During an afternoon press conference, lawmakers from both Republican caucuses unveiled the most recent legislative responses to the Jan. 1 supply rate increases affecting customers of both Eversource and United Illuminating.
An element of their plan involved sparing ratepayers an estimated $362 million per year by shifting cost of expenses like supply and delivery fees onto the state budget. Based on 2020 energy costs, the change would save the average Connecticut household around $210 per year, they said.
“The reality is that government is deeply entrenched in energy and is a partner in energy,” House Minority Leader Vincent Candelora said. “There are many costs embedded into our bills that are policies that lawmakers have passed. Some of them are laudable but they are all paid for by the ratepayers.”
The charges and fees often fund maintenance and upgrades to utility systems as well as programs like financial assistance and energy efficiency initiatives. Sen. Ryan Fazio, R-Greenwich, said he expected many of the programs would continue to be funded by the state.

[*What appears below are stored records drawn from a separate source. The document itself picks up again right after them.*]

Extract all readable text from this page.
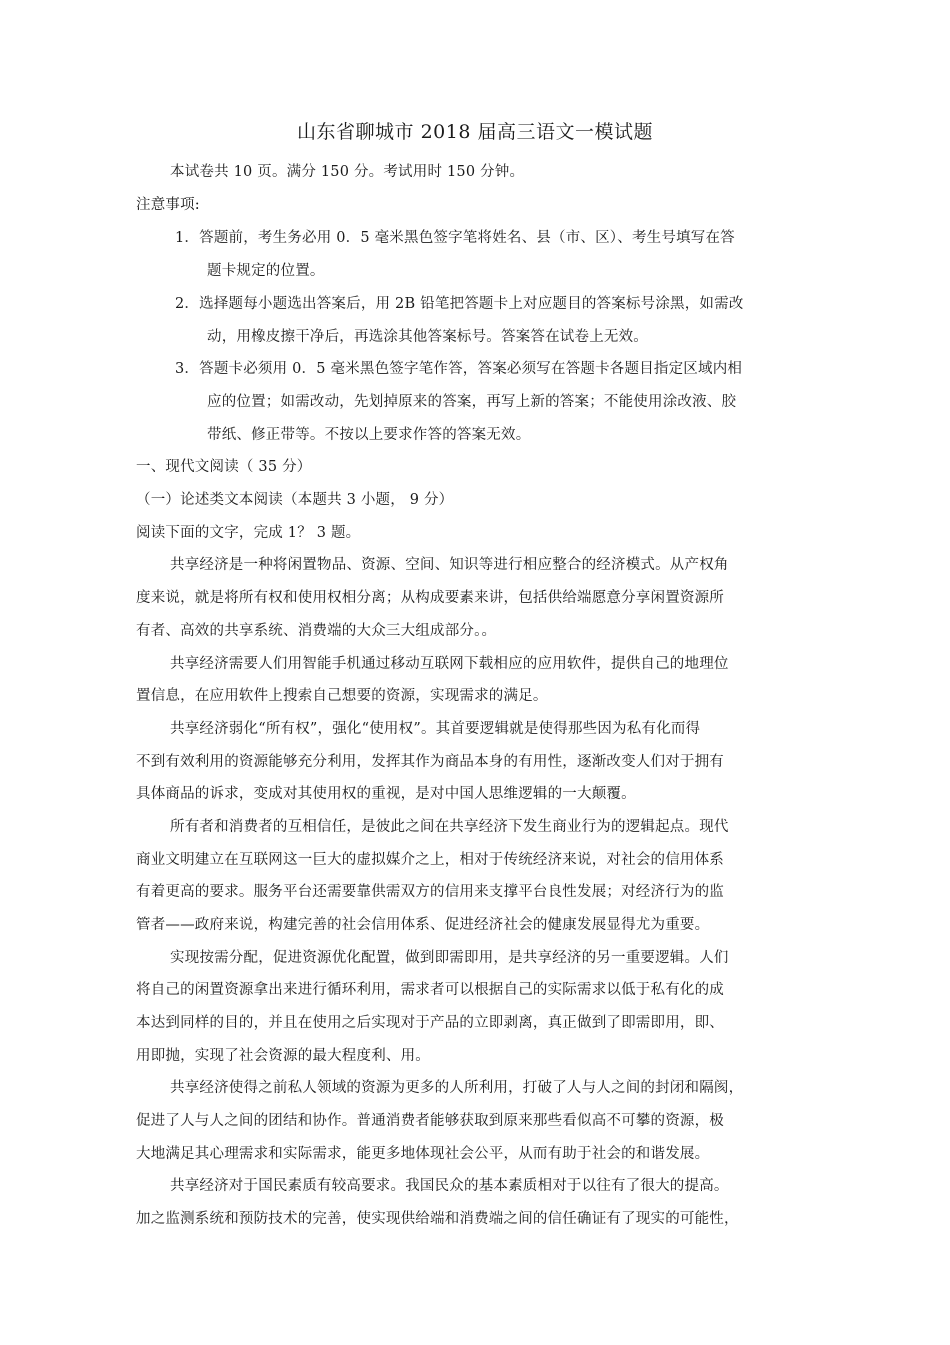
山东省聊城市 2018 届高三语文一模试题
本试卷共 10 页。满分 150 分。考试用时 150 分钟。
注意事项:
1．答题前，考生务必用 0．5 毫米黑色签字笔将姓名、县（市、区）、考生号填写在答
题卡规定的位置。
2．选择题每小题选出答案后，用 2B 铅笔把答题卡上对应题目的答案标号涂黑，如需改
动，用橡皮擦干净后，再选涂其他答案标号。答案答在试卷上无效。
3．答题卡必须用 0．5 毫米黑色签字笔作答，答案必须写在答题卡各题目指定区域内相
应的位置；如需改动，先划掉原来的答案，再写上新的答案；不能使用涂改液、胶
带纸、修正带等。不按以上要求作答的答案无效。
一、现代文阅读（ 35 分）
（一）论述类文本阅读（本题共 3 小题， 9 分）
阅读下面的文字，完成 1？ 3 题。
共享经济是一种将闲置物品、资源、空间、知识等进行相应整合的经济模式。从产权角
度来说，就是将所有权和使用权相分离；从构成要素来讲，包括供给端愿意分享闲置资源所
有者、高效的共享系统、消费端的大众三大组成部分。。
共享经济需要人们用智能手机通过移动互联网下载相应的应用软件，提供自己的地理位
置信息，在应用软件上搜索自己想要的资源，实现需求的满足。
共享经济弱化“所有权”，强化“使用权”。其首要逻辑就是使得那些因为私有化而得
不到有效利用的资源能够充分利用，发挥其作为商品本身的有用性，逐渐改变人们对于拥有
具体商品的诉求，变成对其使用权的重视，是对中国人思维逻辑的一大颠覆。
所有者和消费者的互相信任，是彼此之间在共享经济下发生商业行为的逻辑起点。现代
商业文明建立在互联网这一巨大的虚拟媒介之上，相对于传统经济来说，对社会的信用体系
有着更高的要求。服务平台还需要靠供需双方的信用来支撑平台良性发展；对经济行为的监
管者——政府来说，构建完善的社会信用体系、促进经济社会的健康发展显得尤为重要。
实现按需分配，促进资源优化配置，做到即需即用，是共享经济的另一重要逻辑。人们
将自己的闲置资源拿出来进行循环利用，需求者可以根据自己的实际需求以低于私有化的成
本达到同样的目的，并且在使用之后实现对于产品的立即剥离，真正做到了即需即用，即、
用即抛，实现了社会资源的最大程度利、用。
共享经济使得之前私人领域的资源为更多的人所利用，打破了人与人之间的封闭和隔阂，
促进了人与人之间的团结和协作。普通消费者能够获取到原来那些看似高不可攀的资源，极
大地满足其心理需求和实际需求，能更多地体现社会公平，从而有助于社会的和谐发展。
共享经济对于国民素质有较高要求。我国民众的基本素质相对于以往有了很大的提高。
加之监测系统和预防技术的完善，使实现供给端和消费端之间的信任确证有了现实的可能性，
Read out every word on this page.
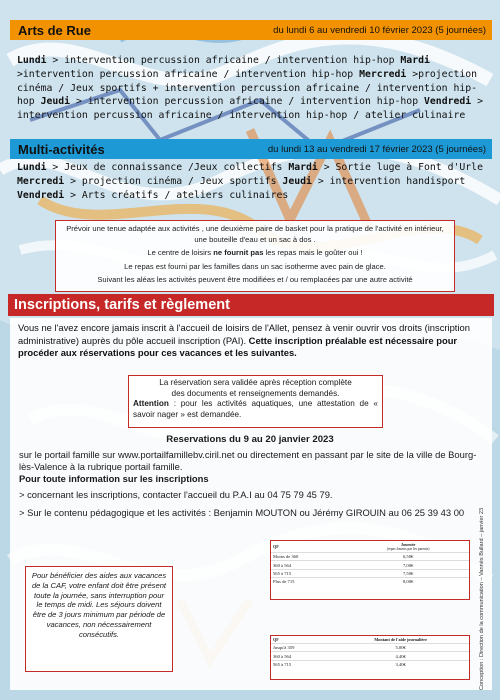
Arts de Rue	du lundi 6 au vendredi 10 février 2023 (5 journées)
Lundi > intervention percussion africaine / intervention hip-hop Mardi >intervention percussion africaine / intervention hip-hop Mercredi >projection cinéma / Jeux sportifs + intervention percussion africaine / intervention hip-hop Jeudi > intervention percussion africaine / intervention hip-hop Vendredi > intervention percussion africaine / intervention hip-hop / atelier culinaire
Multi-activités	du lundi 13 au vendredi 17 février 2023 (5 journées)
Lundi > Jeux de connaissance /Jeux collectifs Mardi > Sortie luge à Font d'Urle
Mercredi > projection cinéma / Jeux sportifs Jeudi > intervention handisport
Vendredi > Arts créatifs / ateliers culinaires

Prévoir une tenue adaptée aux activités , une deuxième paire de basket pour la pratique de l'activité en intérieur, une bouteille d'eau et un sac à dos .

Le centre de loisirs ne fournit pas les repas mais le goûter oui !

Le repas est fourni par les familles dans un sac isotherme avec pain de glace.

Suivant les aléas les activités peuvent être modifiées et / ou remplacées par une autre activité

Inscriptions, tarifs et règlement
Vous ne l'avez encore jamais inscrit à l'accueil de loisirs de l'Allet, pensez à venir ouvrir vos droits (inscription administrative) auprès du pôle accueil inscription (PAI). Cette inscription préalable est nécessaire pour procéder aux réservations pour ces vacances et les suivantes.
La réservation sera validée après réception complète
des documents et renseignements demandés.
Attention : pour les activités aquatiques, une attestation de « savoir nager » est demandée.
Reservations du 9 au 20 janvier 2023
sur le portail famille sur www.portailfamillebv.ciril.net ou directement en passant par le site de la ville de Bourg-lès-Valence à la rubrique portail famille.
Pour toute information sur les inscriptions
> concernant les inscriptions, contacter l'accueil du P.A.I au 04 75 79 45 79.
> Sur le contenu pédagogique et les activités : Benjamin MOUTON ou Jérémy GIROUIN au 06 25 39 43 00
Pour bénéficier des aides aux vacances de la CAF, votre enfant doit être présent toute la journée, sans interruption pour le temps de midi. Les séjours doivent être de 3 jours minimum par période de vacances, non nécessairement consécutifs.
QF	Journée
(repas fournis par les parents)

Moins de 360	6,50€
360 à 564	7,00€
565 à 715	7,50€
Plus de 715	8,00€
QF	Montant de l'aide journalière
Jusqu'à 359	5,00€
360 à 564	4,40€
565 à 715	3,40€	Conception : Direction de la communication – Vannès Bullard – janvier 23
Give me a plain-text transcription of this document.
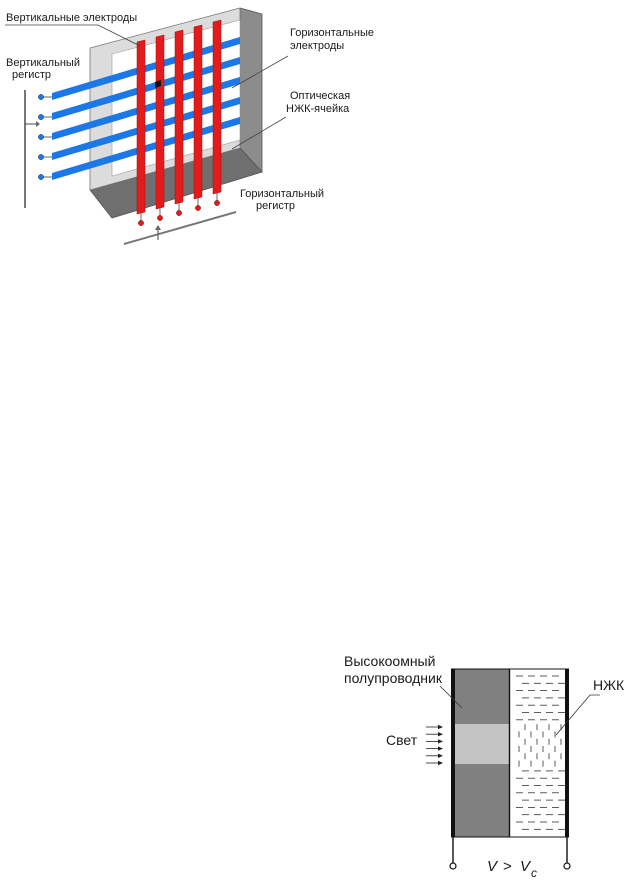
Вертикальные электроды
Вертикальный
регистр
Горизонтальные
электроды
Оптическая
НЖК-ячейка
Горизонтальный
регистр
Высокоомный
полупроводник	НЖК
Свет
V > V c
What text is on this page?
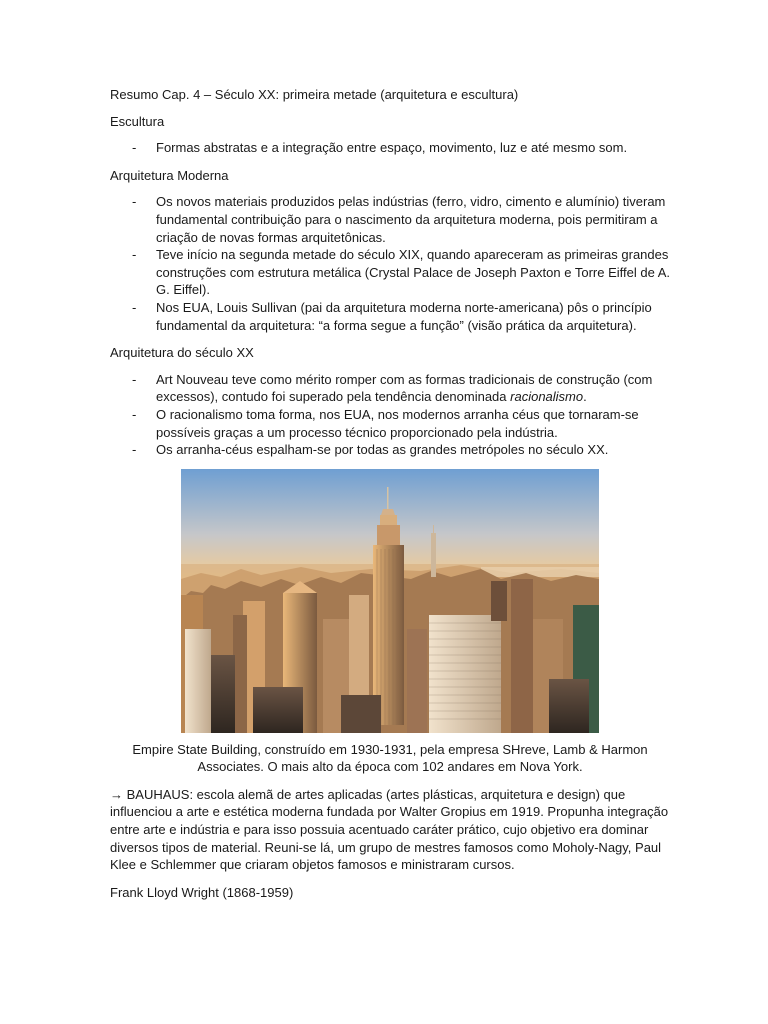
Resumo Cap. 4 – Século XX: primeira metade (arquitetura e escultura)

Escultura

- Formas abstratas e a integração entre espaço, movimento, luz e até mesmo som.

Arquitetura Moderna

- Os novos materiais produzidos pelas indústrias (ferro, vidro, cimento e alumínio) tiveram fundamental contribuição para o nascimento da arquitetura moderna, pois permitiram a criação de novas formas arquitetônicas.
- Teve início na segunda metade do século XIX, quando apareceram as primeiras grandes construções com estrutura metálica (Crystal Palace de Joseph Paxton e Torre Eiffel de A. G. Eiffel).
- Nos EUA, Louis Sullivan (pai da arquitetura moderna norte-americana) pôs o princípio fundamental da arquitetura: “a forma segue a função” (visão prática da arquitetura).

Arquitetura do século XX

- Art Nouveau teve como mérito romper com as formas tradicionais de construção (com excessos), contudo foi superado pela tendência denominada racionalismo.
- O racionalismo toma forma, nos EUA, nos modernos arranha céus que tornaram-se possíveis graças a um processo técnico proporcionado pela indústria.
- Os arranha-céus espalham-se por todas as grandes metrópoles no século XX.

Empire State Building, construído em 1930-1931, pela empresa SHreve, Lamb & Harmon Associates. O mais alto da época com 102 andares em Nova York.

→ BAUHAUS: escola alemã de artes aplicadas (artes plásticas, arquitetura e design) que influenciou a arte e estética moderna fundada por Walter Gropius em 1919. Propunha integração entre arte e indústria e para isso possuia acentuado caráter prático, cujo objetivo era dominar diversos tipos de material. Reuni-se lá, um grupo de mestres famosos como Moholy-Nagy, Paul Klee e Schlemmer que criaram objetos famosos e ministraram cursos.

Frank Lloyd Wright (1868-1959)
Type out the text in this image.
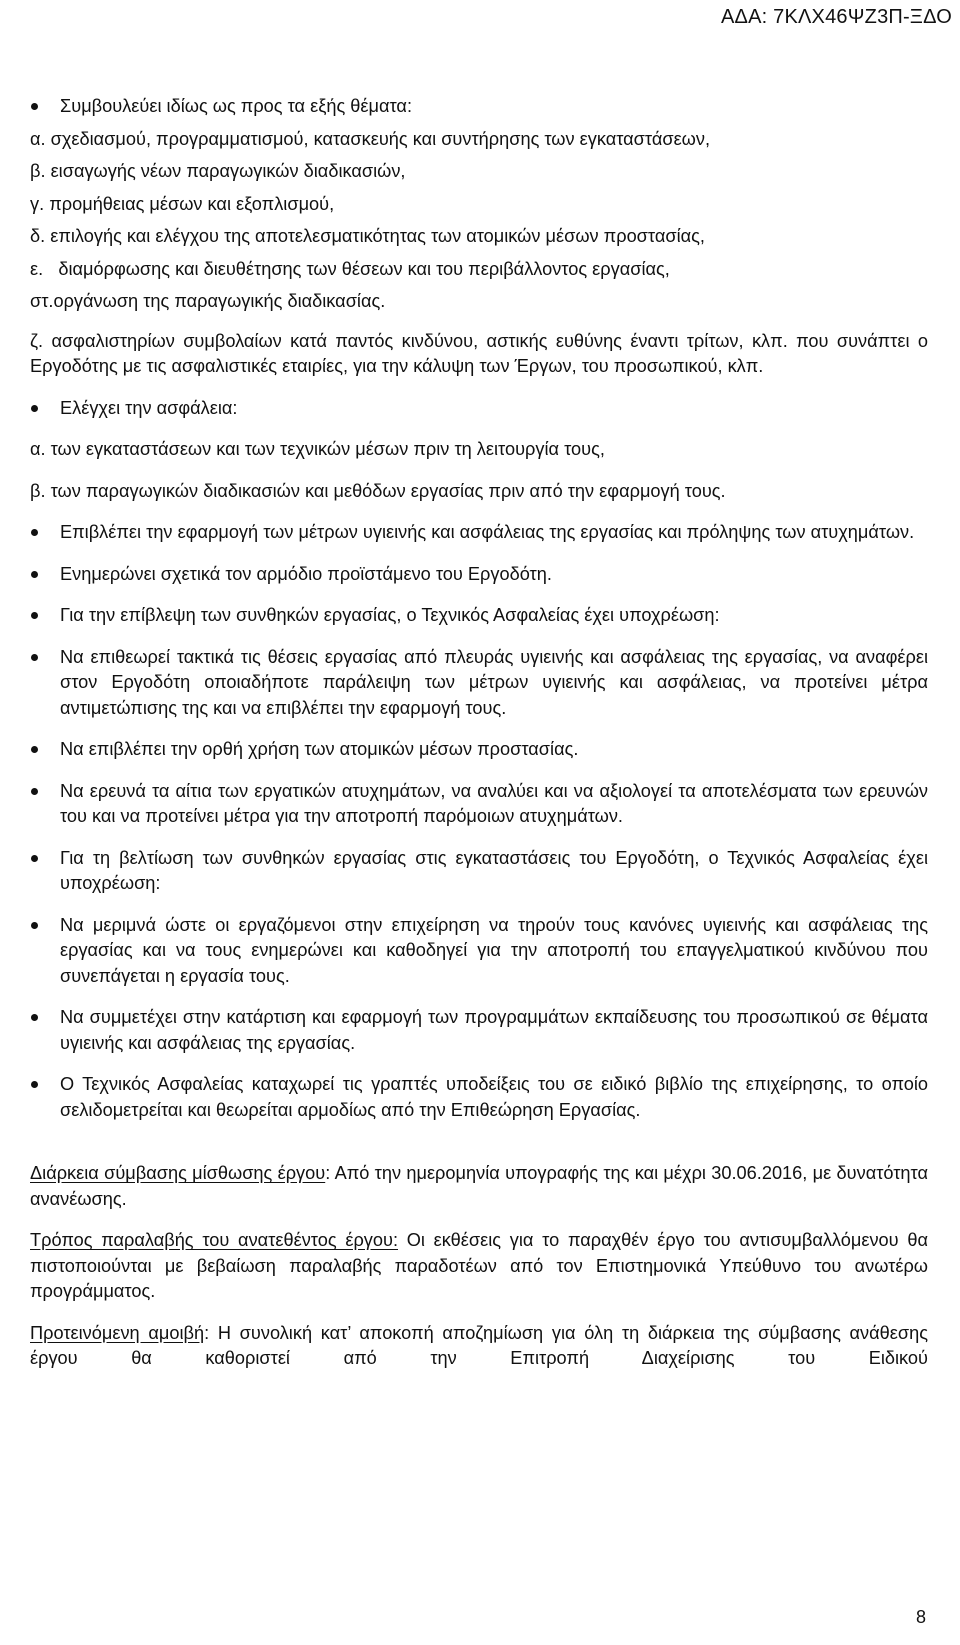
ΑΔΑ: 7ΚΛΧ46ΨΖ3Π-ΞΔΟ
Συμβουλεύει ιδίως ως προς τα εξής θέματα:
α. σχεδιασμού, προγραμματισμού, κατασκευής και συντήρησης των εγκαταστάσεων,
β. εισαγωγής νέων παραγωγικών διαδικασιών,
γ. προμήθειας μέσων και εξοπλισμού,
δ. επιλογής και ελέγχου της αποτελεσματικότητας των ατομικών μέσων προστασίας,
ε.   διαμόρφωσης και διευθέτησης των θέσεων και του περιβάλλοντος εργασίας,
στ.οργάνωση της παραγωγικής διαδικασίας.
ζ. ασφαλιστηρίων συμβολαίων κατά παντός κινδύνου, αστικής ευθύνης έναντι τρίτων, κλπ. που συνάπτει ο Εργοδότης με τις ασφαλιστικές εταιρίες, για την κάλυψη των Έργων, του προσωπικού, κλπ.
Ελέγχει την ασφάλεια:
α. των εγκαταστάσεων και των τεχνικών μέσων πριν τη λειτουργία τους,
β. των παραγωγικών διαδικασιών και μεθόδων εργασίας πριν από την εφαρμογή τους.
Επιβλέπει την εφαρμογή των μέτρων υγιεινής και ασφάλειας της εργασίας και πρόληψης των ατυχημάτων.
Ενημερώνει σχετικά τον αρμόδιο προϊστάμενο του Εργοδότη.
Για την επίβλεψη των συνθηκών εργασίας, ο Τεχνικός Ασφαλείας έχει υποχρέωση:
Να επιθεωρεί τακτικά τις θέσεις εργασίας από πλευράς υγιεινής και ασφάλειας της εργασίας, να αναφέρει στον Εργοδότη οποιαδήποτε παράλειψη των μέτρων υγιεινής και ασφάλειας, να προτείνει μέτρα αντιμετώπισης της και να επιβλέπει την εφαρμογή τους.
Να επιβλέπει την ορθή χρήση των ατομικών μέσων προστασίας.
Να ερευνά τα αίτια των εργατικών ατυχημάτων, να αναλύει και να αξιολογεί τα αποτελέσματα των ερευνών του και να προτείνει μέτρα για την αποτροπή παρόμοιων ατυχημάτων.
Για τη βελτίωση των συνθηκών εργασίας στις εγκαταστάσεις του Εργοδότη, ο Τεχνικός Ασφαλείας έχει υποχρέωση:
Να μεριμνά ώστε οι εργαζόμενοι στην επιχείρηση να τηρούν τους κανόνες υγιεινής και ασφάλειας της εργασίας και να τους ενημερώνει και καθοδηγεί για την αποτροπή του επαγγελματικού κινδύνου που συνεπάγεται η εργασία τους.
Να συμμετέχει στην κατάρτιση και εφαρμογή των προγραμμάτων εκπαίδευσης του προσωπικού σε θέματα υγιεινής και ασφάλειας της εργασίας.
Ο Τεχνικός Ασφαλείας καταχωρεί τις γραπτές υποδείξεις του σε ειδικό βιβλίο της επιχείρησης, το οποίο σελιδομετρείται και θεωρείται αρμοδίως από την Επιθεώρηση Εργασίας.
Διάρκεια σύμβασης μίσθωσης έργου: Από την ημερομηνία υπογραφής της και μέχρι 30.06.2016, με δυνατότητα ανανέωσης.
Τρόπος παραλαβής του ανατεθέντος έργου: Οι εκθέσεις για το παραχθέν έργο του αντισυμβαλλόμενου θα πιστοποιούνται με βεβαίωση παραλαβής παραδοτέων από τον Επιστημονικά Υπεύθυνο του ανωτέρω προγράμματος.
Προτεινόμενη αμοιβή: Η συνολική κατ’ αποκοπή αποζημίωση για όλη τη διάρκεια της σύμβασης ανάθεσης έργου θα καθοριστεί από την Επιτροπή Διαχείρισης του Ειδικού
8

“They are social programs, in effect,” Fazio said. “The cost and benefit needs to be examined and the funding shouldn’t be embedded in the bills out of plain sight when they are, in fact a discretionary policy decision and we would expect that if you migrate a lot of these policies to the budget they will be continued as is.”
Managing energy costs and improving reliability has been a leading priority among state policymakers since the new term began earlier this month. Last week, Gov. Ned Lamont’s administration and the Democratic chairs of the Energy and Technology Committee outlined their own energy policy ideas, which included shifting away from natural gas generation in favor of other energy sources like nuclear, wind and hydropower energy.
On Tuesday, Republicans also advocated for bringing more energy sources like nuclear and hydropower into the state’s Renewable Portfolio Standard program. Other proposals included reexamining the standard service process by which utilities purchase the energy they sell to their ratepayers.
Rep. Bill Buckbee, R-New Milford, said it was important for Connecticut to diversify the sources of its energy generation.
“Energy is, as we know, a commodity like any other,” Buckbee said. “That’s always going to flux and change and I think the more we have opportunities in different areas, be it hydro and wind and hydrogen as that comes available as we get there, that’s one piece of it.”
Another proposal would remove the state’s energy regulatory body, the Public Utilities Regulatory Authority, from the state Department of Energy and Environmental Protection, where it is currently located.
Fazio said the separation of the two entities would allow PURA more autonomy to oversee the utilities and protect consumers.
Senate Minority Leader Kevin Kelly said energy affordability would be a top priority for lawmakers this year as it remains a pressing concern for residents feeling the burden of rising rates.
“I don’t care if you’re in a boardroom or a barber shop, this is the conversation,” Kelly said. “People know their energy is too expensive and they’re asking us to do our job and find a better way.”